Tens of billions of dollars worth of these developments are under way in the state.

One of Queensland's biggest CSG-to-LNG projects, Origin Energy and ConocoPhilips' A$35 billion ($44 billion) Australia Pacific LNG joint venture on Curtis Island off Gladstone, last month got the final investment decision to go ahead.

Yesterday, Royal Dutch Shell and PetroChina-owned Arrow Energy awarded a contract to an international consortium for front-end engineering design of a LNG plant that may have up to four processing "trains" on Curtis Island that could produce 16 million tonnes a year.

EnergyQuest also said further expansion of Queensland's LNG capacity to about 32 million tonnes appeared feasible by the mid 2020s, subject to continued demand and the delineation of sufficient gas reserves.
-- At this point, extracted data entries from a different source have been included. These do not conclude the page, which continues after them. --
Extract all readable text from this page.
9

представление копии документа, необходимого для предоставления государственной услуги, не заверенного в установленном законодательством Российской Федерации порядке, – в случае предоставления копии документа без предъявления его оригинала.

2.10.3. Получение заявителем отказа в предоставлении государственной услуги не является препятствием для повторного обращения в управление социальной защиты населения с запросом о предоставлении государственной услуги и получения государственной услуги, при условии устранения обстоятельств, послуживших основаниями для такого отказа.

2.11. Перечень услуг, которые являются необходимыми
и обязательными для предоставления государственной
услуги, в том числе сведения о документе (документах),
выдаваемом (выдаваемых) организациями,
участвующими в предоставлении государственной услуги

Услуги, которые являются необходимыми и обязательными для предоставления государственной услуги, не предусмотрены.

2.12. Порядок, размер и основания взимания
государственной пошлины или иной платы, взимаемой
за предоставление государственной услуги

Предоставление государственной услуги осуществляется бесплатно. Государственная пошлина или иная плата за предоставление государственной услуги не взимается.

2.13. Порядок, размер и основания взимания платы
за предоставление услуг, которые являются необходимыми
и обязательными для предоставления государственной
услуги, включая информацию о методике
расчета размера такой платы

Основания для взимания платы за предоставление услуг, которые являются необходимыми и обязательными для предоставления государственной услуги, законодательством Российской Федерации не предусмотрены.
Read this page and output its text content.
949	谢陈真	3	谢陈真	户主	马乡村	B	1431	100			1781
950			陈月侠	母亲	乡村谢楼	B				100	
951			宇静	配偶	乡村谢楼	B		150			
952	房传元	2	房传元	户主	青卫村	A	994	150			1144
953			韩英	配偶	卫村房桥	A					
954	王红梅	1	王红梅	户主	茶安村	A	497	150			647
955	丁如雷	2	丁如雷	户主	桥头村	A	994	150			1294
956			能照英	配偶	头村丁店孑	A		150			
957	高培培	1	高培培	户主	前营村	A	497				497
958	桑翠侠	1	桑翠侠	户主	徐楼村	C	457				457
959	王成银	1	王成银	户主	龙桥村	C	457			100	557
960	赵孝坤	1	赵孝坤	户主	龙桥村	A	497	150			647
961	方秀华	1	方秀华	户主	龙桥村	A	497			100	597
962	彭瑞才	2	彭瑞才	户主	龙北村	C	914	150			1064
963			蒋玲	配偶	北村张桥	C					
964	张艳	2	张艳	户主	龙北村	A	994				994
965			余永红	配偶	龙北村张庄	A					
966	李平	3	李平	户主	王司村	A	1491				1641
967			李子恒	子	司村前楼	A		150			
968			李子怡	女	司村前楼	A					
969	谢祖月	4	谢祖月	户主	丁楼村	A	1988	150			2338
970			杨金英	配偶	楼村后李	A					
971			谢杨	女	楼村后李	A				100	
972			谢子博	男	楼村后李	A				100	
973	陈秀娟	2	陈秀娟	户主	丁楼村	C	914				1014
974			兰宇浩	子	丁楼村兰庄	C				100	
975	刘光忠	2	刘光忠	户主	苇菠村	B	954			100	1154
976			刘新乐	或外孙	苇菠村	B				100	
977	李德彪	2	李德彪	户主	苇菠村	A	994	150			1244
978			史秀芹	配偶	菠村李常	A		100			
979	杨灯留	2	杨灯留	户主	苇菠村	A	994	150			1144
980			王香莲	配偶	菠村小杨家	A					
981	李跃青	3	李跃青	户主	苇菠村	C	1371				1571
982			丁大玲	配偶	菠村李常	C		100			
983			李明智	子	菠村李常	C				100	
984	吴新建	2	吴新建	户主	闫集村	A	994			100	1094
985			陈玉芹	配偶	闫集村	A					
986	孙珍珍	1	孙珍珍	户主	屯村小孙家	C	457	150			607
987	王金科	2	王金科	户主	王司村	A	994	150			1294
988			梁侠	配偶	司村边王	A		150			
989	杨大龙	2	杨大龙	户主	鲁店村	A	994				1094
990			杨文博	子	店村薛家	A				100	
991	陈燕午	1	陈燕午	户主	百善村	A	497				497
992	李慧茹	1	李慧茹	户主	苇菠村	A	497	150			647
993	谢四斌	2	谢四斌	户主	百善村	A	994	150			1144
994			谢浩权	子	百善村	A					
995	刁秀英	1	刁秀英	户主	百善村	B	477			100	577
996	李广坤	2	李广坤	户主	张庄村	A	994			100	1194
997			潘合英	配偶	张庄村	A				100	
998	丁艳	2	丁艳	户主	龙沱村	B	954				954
Separately yesterday, Western Australia Premier Colin Barnett said Australia should establish a LNG receival point on the East Coast so that the country could use more of the energy it produces, rather than exporting it.

He suggested somewhere like Gippsland in Victoria, "so that gas can be transported in liquid form around Australia."

"Why wouldn't we make a simple policy decision as a country and use some of Australia's natural gas for power generation and distribution here, and do what Japan, Korea, China and India are quite deliberately doing," Barnett said on ABC Radio.